El "sálvese quien pueda" en el país del absurdo

Mi hermano -clase 55- y yo -del 58- estábamos en medio del cambio de edad de conscripción de 21 a 18 años. Las clases 56 y 57 no hicieron la "colimba", como parte de ese proceso. A él le tocaba en el 73; a mí, en el 76. Pero no fuimos pedimos prórroga por estudios universitarios, y nos salvamos después, en 1984: estábamos casados y con hijos, y el gobierno de Raúl Alfonsín dio facilidades a muchos de los que, por uno u otro motivo, habían eludido la conscripción.

Mi única obligación fue ir al hospital militar para la revisión médica y luego nos olvidamos del asunto, que para nosotros se vinculaba demasiado con la oscura dictadura, con la triste Guerra de Malvinas y con las anécdotas de la denigración que recordaba mi padre de su paso por el servicio militar, en 1949. "Cuando uno de guardia se dormía, nos hacían enrollar a todos los colchones y hacer saltos con ellos; a conscriptos que no sabían hacer nada, los hacían poner un dedo en el suelo y girar alrededor", contaba. "A quienes no tenían su uniforme impecable les daban golpes con un látigo. A los que decían que eran estudiantes los mandaban a zonas lejanas o a hacer tareas denigrantes. Pero también los usaban para su provecho. Un teniente me llevó a su casa para hacer trabajos de electricidad y para hacer mandados para su esposa, que acababa de tener familia. Un día me pidió que le lustre las botas; yo le pagué a un lustrín y cuando el teniente se enteró, me dio tres días de calabozo". Para mi papá fueron situaciones representativas de lo que él consideraba un adiestramiento para formar sirvientes de los oficiales.

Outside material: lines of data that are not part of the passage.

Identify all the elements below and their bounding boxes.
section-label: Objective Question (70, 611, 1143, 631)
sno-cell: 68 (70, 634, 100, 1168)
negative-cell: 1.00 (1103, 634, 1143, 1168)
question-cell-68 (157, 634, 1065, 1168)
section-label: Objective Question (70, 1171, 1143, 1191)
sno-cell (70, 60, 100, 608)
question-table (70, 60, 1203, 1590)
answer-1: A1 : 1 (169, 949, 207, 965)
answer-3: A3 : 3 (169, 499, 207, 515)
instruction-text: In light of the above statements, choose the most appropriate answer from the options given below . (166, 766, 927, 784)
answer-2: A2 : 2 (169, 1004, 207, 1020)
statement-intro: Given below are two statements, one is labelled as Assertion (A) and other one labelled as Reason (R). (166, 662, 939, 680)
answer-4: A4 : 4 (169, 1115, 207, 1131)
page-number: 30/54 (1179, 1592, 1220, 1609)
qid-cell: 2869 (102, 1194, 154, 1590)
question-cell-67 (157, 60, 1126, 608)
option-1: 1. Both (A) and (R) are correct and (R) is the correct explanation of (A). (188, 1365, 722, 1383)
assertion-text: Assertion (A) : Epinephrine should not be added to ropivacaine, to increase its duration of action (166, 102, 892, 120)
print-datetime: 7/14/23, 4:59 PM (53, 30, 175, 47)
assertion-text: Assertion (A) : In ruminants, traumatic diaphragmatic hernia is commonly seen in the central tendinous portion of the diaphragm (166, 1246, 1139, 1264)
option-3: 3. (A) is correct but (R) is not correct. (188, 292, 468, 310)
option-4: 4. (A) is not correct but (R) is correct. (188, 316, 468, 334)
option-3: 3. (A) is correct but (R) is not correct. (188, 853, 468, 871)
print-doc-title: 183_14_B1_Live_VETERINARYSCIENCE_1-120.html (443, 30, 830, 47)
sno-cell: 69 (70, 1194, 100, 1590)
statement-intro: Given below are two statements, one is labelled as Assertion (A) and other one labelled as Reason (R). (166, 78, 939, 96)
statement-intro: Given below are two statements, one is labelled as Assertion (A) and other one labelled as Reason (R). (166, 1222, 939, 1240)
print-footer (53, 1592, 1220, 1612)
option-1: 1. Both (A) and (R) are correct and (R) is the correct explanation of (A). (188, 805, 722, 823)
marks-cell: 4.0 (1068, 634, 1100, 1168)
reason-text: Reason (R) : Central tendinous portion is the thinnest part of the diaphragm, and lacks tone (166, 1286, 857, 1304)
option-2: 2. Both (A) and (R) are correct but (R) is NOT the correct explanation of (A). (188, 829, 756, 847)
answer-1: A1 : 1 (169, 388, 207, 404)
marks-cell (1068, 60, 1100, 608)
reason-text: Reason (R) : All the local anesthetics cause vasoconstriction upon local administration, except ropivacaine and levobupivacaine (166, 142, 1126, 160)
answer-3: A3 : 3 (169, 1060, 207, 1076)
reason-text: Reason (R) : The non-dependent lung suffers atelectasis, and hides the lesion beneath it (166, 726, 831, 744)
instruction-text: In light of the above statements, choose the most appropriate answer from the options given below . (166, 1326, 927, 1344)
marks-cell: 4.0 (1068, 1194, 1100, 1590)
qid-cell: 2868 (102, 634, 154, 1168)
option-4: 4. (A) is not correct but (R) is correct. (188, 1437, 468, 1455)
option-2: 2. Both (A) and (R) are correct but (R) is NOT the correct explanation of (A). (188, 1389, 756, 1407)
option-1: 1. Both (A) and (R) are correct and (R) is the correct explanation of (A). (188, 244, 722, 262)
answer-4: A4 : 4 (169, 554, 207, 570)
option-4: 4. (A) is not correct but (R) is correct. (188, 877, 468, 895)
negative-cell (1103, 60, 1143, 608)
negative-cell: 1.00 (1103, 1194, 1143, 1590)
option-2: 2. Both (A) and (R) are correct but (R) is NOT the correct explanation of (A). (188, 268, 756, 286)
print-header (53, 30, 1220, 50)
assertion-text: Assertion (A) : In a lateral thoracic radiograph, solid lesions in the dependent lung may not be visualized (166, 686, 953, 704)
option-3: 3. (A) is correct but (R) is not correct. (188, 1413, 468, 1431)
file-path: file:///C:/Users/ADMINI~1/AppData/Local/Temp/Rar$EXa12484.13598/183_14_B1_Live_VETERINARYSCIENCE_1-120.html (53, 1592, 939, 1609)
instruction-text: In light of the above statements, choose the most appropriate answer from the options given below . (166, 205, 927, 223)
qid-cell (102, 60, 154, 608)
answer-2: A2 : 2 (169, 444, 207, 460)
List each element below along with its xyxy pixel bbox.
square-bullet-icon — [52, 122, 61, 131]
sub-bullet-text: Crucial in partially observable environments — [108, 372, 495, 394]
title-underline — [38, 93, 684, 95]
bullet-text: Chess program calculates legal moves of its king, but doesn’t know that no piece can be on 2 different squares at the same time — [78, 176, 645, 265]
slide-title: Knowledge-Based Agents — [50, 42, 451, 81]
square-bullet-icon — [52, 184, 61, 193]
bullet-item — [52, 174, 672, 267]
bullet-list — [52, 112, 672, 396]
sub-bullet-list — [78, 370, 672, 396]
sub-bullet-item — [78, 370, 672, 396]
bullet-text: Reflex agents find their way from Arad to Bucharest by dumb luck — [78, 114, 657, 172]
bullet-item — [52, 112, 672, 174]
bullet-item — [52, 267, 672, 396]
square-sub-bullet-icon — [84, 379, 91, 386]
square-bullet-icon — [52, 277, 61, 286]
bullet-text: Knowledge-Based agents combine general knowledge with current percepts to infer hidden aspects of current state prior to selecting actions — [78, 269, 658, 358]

Esto me dejó la impresión de que el servicio militar tenía tres objetivos: 1) Igualar a soldados de diferentes ámbitos socioculturales, pero por la vía de la denigración y el sufrimiento absurdos y no de la solidaridad o del valor del trabajo en equipo. 2) Fomentar la regla del "sálvese quien pueda", al establecer el hábito de que si les robaban las medias no había que quejarse sino robar por su lado. El lento o el inocente siempre perdían. 3) Imponer la obligación de que se debe obedecer sin pensar.

El gran problema es que esos tres objetivos, que pueden ser útiles para lograr grupos cohesionados frente a una emergencia, tienen como contra que generan frustraciones, fomentan la viveza criolla, desmoronan el espíritu crítico e impiden distinguir la normalidad del exceso. De allí a la obediencia debida hay un paso pequeño, como se vio. Siempre estuve conforme con no haber perdido un año de mi vida, o más, en ese país del absurdo.